The 2020 Big Ten season is a season in which Purdue can score 37 points against Illinois and over 100 against Iowa. It is a season in which Ohio State loses 6 of 7 games, then wins three in a row, and then forgets how to play basketball against Wisconsin on Sunday, surrendering a 31-7 run over the final 10 minutes and change of the first half. Big Ten teams aren’t just alternating wins and losses this season; they are alternating very good performances and very bad ones.
Wisconsin is part of this pattern, and Sunday continued it.
Wisconsin could not have played a worse defensive half than the first half against Minnesota this past Wednesday. It could not have played a better defensive half than the first half against Ohio State on Sunday.
From one extreme to the other. This is 2020 Big Ten basketball.
The important point to note is that as noticeable as these results are on a ledger sheet or a box score, they aren’t just data inputs which can be coldly assessed and evaluated. Behind the results are real human beings who struggle with consistency but try to do their best.

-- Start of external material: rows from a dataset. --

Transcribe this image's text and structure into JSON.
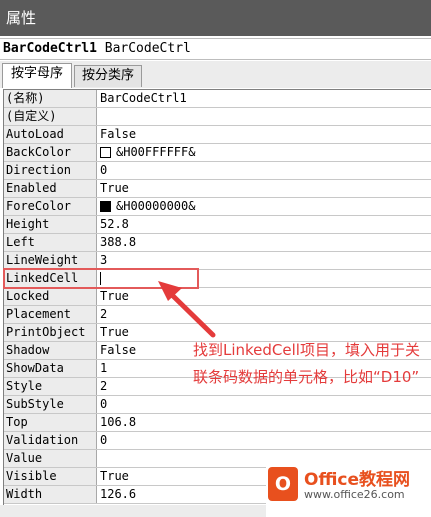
{
  "window": {
    "title": "属性"
  },
  "object_selector": {
    "name": "BarCodeCtrl1",
    "type": "BarCodeCtrl"
  },
  "tabs": [
    {
      "label": "按字母序",
      "active": true
    },
    {
      "label": "按分类序",
      "active": false
    }
  ],
  "properties": [
    {
      "name": "(名称)",
      "value": "BarCodeCtrl1"
    },
    {
      "name": "(自定义)",
      "value": ""
    },
    {
      "name": "AutoLoad",
      "value": "False"
    },
    {
      "name": "BackColor",
      "value": "&H00FFFFFF&",
      "swatch": "#ffffff"
    },
    {
      "name": "Direction",
      "value": "0"
    },
    {
      "name": "Enabled",
      "value": "True"
    },
    {
      "name": "ForeColor",
      "value": "&H00000000&",
      "swatch": "#000000"
    },
    {
      "name": "Height",
      "value": "52.8"
    },
    {
      "name": "Left",
      "value": "388.8"
    },
    {
      "name": "LineWeight",
      "value": "3"
    },
    {
      "name": "LinkedCell",
      "value": "",
      "editing": true
    },
    {
      "name": "Locked",
      "value": "True"
    },
    {
      "name": "Placement",
      "value": "2"
    },
    {
      "name": "PrintObject",
      "value": "True"
    },
    {
      "name": "Shadow",
      "value": "False"
    },
    {
      "name": "ShowData",
      "value": "1"
    },
    {
      "name": "Style",
      "value": "2"
    },
    {
      "name": "SubStyle",
      "value": "0"
    },
    {
      "name": "Top",
      "value": "106.8"
    },
    {
      "name": "Validation",
      "value": "0"
    },
    {
      "name": "Value",
      "value": ""
    },
    {
      "name": "Visible",
      "value": "True"
    },
    {
      "name": "Width",
      "value": "126.6"
    }
  ],
  "annotation": {
    "text": "找到LinkedCell项目，填入用于关联条码数据的单元格，比如“D10”",
    "color": "#e43b3b"
  },
  "watermark": {
    "badge": "O",
    "brand": "Office教程网",
    "url": "www.office26.com",
    "color": "#e8501e"
  }
}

This Wisconsin team isn’t consistent — except in its inconsistency.
Part of that reality is bad, as shown against Minnesota. The Badgers delivered their most inspiring performance of the whole season against Michigan State, without two starters… and then followed it up with a total no-show in The Barn. That’s the bad side of this team.
Yet, give these players credit. EVERY TIME they get kicked to the canvas, they get right back up and punch back. More precisely, they punch back accurately and successfully.
Lots of teams would tire of the up-and-down nature of the season, and would get annoyed to the point of distraction after the kinds of losses UW has absorbed in 2020. Yet, this team continues to mentally reset the dial.
Is it exasperating? Of course it is… but it isn’t a complete disaster. It isn’t even a partial disaster. This team is going to be in the NCAA Tournament precisely because it has avoided falling into a five- or six-game death spiral (hello, DePaul!). Wisconsin’s ability to respond brilliantly to adversity, time and time again, is exactly why this team — for all its limitations and all the hard knocks it has endured this season — will have its name called on Selection Sunday.
Consistently inconsistent. Wisconsin is predictable in its lack of predictability. It’s weird, and it is sometimes frustrating, but it’s still a lot better than so many other possible outcomes.